Uji keteratogenikan merupakan uji ketoksikan yang khas dimana obat yang
diberikan selama masa organogenesis (pembentukan organ pada janin) yang dilihat apakah
dapat memberikan kelainan atau cacat bawaan pada janin yang dikandung hewan uji dan
apakah dosis berkaitan dengan cacat yang timbul tersebut.

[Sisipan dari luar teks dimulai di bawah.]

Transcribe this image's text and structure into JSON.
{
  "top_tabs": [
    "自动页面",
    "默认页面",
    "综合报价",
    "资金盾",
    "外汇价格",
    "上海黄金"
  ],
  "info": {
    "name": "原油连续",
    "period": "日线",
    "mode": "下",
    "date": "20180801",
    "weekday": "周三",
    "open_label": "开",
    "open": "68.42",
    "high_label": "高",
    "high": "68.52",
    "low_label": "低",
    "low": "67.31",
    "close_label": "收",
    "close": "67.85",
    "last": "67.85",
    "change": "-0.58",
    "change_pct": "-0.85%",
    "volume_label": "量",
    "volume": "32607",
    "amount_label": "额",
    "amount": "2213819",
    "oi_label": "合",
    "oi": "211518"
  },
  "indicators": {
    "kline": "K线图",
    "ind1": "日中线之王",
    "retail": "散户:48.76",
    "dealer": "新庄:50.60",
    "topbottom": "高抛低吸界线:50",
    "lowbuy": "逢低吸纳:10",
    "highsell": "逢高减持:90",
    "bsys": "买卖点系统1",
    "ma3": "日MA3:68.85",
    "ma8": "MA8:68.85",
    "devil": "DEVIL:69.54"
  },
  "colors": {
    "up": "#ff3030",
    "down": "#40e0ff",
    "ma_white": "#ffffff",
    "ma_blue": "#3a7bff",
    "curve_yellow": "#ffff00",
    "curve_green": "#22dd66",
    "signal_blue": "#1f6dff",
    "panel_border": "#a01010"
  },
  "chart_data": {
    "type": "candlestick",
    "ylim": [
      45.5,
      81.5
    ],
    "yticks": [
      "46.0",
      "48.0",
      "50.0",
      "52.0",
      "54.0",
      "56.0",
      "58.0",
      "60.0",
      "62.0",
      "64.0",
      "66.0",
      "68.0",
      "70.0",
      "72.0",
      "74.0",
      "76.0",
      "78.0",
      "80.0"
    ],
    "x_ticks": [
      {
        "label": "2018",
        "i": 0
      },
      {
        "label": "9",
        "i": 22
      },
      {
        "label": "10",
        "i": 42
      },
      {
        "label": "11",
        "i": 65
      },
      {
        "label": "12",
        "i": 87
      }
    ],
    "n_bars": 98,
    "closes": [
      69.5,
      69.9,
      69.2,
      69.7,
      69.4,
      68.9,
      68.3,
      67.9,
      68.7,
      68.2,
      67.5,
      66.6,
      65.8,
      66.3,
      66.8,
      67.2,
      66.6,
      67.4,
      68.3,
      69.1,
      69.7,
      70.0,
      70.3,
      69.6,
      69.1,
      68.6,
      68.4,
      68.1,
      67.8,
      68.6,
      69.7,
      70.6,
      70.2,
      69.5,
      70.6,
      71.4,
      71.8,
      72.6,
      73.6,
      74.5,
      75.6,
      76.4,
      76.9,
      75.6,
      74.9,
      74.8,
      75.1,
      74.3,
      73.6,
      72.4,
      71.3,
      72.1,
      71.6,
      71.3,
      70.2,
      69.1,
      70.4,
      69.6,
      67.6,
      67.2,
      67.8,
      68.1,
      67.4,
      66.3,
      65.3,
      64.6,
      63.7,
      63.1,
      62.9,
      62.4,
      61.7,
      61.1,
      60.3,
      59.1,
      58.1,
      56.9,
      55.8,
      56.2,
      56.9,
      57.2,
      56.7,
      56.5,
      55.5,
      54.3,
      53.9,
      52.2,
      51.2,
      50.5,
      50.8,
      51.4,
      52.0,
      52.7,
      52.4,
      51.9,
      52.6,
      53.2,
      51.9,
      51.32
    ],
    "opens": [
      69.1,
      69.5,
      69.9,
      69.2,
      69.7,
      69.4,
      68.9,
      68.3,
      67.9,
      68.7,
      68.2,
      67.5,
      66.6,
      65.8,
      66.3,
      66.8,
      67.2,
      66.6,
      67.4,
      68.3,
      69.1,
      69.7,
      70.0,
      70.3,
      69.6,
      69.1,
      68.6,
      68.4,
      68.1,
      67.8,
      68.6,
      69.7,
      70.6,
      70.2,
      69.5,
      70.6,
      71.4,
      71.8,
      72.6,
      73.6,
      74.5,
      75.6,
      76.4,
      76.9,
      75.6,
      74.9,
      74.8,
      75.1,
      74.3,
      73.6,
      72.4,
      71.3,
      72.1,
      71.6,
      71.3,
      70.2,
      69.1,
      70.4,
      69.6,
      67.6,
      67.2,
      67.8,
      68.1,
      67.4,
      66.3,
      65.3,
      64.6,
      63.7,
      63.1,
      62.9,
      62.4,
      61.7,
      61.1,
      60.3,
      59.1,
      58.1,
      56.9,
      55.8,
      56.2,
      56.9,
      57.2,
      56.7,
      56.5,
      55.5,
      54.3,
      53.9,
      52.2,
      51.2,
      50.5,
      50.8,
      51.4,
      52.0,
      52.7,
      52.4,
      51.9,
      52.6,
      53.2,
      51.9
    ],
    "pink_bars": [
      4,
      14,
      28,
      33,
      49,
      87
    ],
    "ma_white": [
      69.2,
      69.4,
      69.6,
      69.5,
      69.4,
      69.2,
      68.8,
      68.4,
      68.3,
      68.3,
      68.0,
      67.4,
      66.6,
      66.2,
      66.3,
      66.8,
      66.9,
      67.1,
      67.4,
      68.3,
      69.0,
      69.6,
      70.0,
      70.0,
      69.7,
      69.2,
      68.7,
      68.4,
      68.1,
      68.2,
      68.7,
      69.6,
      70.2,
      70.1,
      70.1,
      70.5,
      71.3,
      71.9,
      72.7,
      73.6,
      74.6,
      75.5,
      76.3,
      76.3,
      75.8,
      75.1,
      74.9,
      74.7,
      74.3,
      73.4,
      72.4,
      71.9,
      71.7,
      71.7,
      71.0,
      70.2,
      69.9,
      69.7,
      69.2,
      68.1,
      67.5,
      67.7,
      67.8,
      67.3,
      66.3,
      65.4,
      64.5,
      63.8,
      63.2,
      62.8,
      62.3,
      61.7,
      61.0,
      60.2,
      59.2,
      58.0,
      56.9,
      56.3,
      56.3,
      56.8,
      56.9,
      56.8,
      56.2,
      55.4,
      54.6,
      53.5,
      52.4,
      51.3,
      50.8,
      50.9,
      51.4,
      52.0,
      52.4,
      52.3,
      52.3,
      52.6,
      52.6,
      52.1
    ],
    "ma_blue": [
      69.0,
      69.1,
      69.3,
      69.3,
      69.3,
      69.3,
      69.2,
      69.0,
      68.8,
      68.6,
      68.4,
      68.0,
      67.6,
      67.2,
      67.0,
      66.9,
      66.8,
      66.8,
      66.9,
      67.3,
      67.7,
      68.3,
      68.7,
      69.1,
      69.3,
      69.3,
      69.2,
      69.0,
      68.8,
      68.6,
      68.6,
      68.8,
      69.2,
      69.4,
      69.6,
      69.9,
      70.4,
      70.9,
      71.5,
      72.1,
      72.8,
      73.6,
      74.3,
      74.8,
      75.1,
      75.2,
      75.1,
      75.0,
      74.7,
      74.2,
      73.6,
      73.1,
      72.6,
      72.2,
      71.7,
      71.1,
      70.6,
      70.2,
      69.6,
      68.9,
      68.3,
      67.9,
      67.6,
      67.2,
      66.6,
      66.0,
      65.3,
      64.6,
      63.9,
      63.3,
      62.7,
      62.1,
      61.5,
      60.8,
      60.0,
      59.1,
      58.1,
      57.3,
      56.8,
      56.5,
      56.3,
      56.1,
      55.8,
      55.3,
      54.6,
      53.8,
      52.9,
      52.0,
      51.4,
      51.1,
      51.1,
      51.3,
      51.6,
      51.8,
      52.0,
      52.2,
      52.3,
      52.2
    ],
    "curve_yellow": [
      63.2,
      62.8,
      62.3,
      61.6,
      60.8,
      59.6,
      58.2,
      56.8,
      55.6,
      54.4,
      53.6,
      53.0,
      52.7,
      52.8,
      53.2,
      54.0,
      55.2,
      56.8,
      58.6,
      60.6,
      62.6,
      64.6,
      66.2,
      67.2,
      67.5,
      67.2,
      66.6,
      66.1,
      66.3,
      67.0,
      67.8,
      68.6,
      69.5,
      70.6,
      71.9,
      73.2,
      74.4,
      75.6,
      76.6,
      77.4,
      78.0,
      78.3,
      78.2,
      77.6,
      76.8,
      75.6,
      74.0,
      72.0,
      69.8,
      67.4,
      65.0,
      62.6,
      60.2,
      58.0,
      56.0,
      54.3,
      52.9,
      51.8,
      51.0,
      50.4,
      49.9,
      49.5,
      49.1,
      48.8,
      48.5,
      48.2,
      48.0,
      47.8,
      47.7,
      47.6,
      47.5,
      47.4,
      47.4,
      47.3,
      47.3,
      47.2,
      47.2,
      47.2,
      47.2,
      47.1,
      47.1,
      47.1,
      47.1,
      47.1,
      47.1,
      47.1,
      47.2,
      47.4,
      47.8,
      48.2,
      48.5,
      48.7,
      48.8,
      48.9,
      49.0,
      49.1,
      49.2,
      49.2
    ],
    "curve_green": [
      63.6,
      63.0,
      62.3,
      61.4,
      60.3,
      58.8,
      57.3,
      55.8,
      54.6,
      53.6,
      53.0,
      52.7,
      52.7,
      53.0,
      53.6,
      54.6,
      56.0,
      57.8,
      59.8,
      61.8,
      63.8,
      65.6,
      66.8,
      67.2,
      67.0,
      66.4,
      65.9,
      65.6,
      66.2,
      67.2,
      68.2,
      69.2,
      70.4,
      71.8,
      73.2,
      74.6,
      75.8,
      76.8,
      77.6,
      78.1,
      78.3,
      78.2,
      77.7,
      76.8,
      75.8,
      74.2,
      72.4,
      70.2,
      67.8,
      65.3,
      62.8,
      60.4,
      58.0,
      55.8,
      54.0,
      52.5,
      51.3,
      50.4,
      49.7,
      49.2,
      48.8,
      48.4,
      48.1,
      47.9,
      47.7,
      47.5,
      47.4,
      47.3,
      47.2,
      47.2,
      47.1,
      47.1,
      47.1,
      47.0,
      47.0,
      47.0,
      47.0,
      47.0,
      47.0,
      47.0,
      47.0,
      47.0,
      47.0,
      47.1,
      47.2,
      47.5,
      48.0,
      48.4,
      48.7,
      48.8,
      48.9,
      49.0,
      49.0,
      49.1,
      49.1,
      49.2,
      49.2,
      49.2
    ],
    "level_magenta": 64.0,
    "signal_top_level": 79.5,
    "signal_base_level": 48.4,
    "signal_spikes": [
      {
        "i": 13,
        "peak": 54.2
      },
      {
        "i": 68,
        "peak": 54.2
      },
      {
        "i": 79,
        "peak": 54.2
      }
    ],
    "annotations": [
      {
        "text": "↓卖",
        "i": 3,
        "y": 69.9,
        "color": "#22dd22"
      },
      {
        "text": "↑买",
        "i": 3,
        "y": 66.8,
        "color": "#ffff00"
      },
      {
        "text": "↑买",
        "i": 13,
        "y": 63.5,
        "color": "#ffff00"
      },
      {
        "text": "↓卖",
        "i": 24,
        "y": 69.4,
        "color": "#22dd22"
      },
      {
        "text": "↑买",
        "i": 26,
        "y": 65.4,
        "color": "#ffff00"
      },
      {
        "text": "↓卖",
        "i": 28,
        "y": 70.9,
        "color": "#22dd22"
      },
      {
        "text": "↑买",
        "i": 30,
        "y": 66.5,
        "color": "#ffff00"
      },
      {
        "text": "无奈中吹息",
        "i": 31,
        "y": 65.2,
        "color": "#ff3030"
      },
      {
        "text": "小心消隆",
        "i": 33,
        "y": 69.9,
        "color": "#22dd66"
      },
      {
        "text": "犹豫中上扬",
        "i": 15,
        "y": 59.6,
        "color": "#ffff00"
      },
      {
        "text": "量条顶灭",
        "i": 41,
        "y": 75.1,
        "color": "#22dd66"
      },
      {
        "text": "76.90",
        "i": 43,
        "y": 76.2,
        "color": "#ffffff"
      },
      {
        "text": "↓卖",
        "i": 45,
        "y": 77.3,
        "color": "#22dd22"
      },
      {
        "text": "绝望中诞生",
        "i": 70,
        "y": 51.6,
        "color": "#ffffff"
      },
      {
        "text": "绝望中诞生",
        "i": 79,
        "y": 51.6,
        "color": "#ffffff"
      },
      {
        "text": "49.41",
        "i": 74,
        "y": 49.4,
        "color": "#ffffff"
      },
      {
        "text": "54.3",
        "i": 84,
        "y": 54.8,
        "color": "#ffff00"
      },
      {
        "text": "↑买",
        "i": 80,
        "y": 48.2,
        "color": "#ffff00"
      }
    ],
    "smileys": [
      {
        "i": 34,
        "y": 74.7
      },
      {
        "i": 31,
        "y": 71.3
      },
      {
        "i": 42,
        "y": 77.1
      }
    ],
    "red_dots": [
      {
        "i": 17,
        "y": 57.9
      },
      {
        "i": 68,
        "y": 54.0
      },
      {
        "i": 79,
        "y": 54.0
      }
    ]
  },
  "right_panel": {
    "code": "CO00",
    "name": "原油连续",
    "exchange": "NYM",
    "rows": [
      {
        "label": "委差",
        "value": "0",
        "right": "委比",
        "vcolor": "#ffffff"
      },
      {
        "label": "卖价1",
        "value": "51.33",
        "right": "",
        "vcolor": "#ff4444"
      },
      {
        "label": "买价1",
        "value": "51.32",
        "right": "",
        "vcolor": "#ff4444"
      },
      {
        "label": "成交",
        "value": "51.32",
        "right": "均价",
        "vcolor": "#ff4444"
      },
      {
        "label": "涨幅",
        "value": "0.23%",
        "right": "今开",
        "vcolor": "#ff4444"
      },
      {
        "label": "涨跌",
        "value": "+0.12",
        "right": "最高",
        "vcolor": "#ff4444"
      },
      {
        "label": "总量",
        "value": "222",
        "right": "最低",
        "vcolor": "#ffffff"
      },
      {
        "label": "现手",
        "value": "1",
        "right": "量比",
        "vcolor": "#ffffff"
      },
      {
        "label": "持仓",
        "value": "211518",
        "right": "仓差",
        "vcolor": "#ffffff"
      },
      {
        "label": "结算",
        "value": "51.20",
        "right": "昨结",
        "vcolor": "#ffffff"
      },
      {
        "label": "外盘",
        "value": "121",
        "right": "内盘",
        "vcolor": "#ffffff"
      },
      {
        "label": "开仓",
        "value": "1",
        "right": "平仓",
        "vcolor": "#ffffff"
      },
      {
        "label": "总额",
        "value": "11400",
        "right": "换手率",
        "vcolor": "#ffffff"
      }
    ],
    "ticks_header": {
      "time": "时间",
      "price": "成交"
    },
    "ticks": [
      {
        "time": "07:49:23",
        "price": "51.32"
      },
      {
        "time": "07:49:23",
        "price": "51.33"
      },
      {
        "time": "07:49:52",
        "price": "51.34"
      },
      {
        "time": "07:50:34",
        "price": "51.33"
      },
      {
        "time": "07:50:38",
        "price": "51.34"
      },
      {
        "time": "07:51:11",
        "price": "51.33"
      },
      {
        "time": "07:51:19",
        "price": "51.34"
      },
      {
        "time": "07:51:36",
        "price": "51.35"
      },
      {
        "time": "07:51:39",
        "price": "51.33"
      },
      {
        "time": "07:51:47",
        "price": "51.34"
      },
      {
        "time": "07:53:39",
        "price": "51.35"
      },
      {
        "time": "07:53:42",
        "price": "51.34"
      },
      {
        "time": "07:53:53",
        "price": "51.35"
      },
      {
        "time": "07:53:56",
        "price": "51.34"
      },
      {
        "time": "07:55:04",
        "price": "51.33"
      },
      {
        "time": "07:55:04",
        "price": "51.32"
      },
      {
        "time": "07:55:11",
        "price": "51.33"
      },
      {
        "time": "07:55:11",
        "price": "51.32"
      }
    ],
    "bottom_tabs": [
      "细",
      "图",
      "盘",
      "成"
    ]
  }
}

Obat X merupakan salah satu produk obat yang telah diklaim antara lain dapat
mengobati sakit kepala karena flu, masuk angin. Uji keteratogenikan dari obat X dapat
memberi informasi apakah obat ini memberi efek teratogenik pada janin.
B. PERMASALAHAN
1. Apakah obat X dapat menimbulkan efek teratogenik pada janin hewan uji?
2. Pada dosis berapa obat X memberikan efek toksik pada janin?
3. Bagaimana pengaruh obat X terhadap biometrika janin atau jabang bayi, grosmorfologi,
histopatologi, dan kelainan rangka?
C. MANFAAT
1. Manfaat Teoritis
Landasan evaluasi batas aman dan resiko penggunaan suatu obat oleh ibu hamil,
terutama kaitannya dengan cacat bawaan janin yang dikandungnya.
1
Untuk mengetahui efek toksisitas obat X selama masa kehamilan hewan uji pada
biometrika janin, grosmorfologi, histopatologi, dan kelainan rangka.
2. Manfaat Praktis
Untuk mencegah efek toksik kalau nanti obat X beredar di pasaran. Caranya dengan
label : peringatan, tidak digunakan pada ibu hamil.
D. TUJUAN
1. Tujuan Umum
Mahasiswa mampu memahami tujuan, sasaran, tata cara pelaksaaan, luaran, dan
manfaat uji keteratogenikan sesuatu obat.
2. Tujuan Khusus
Untuk mengetahui apakah suatu obat dapat menyebabkan kelainan/ cacat bawaan
pada diri janin yang dikandung oleh hewan uji.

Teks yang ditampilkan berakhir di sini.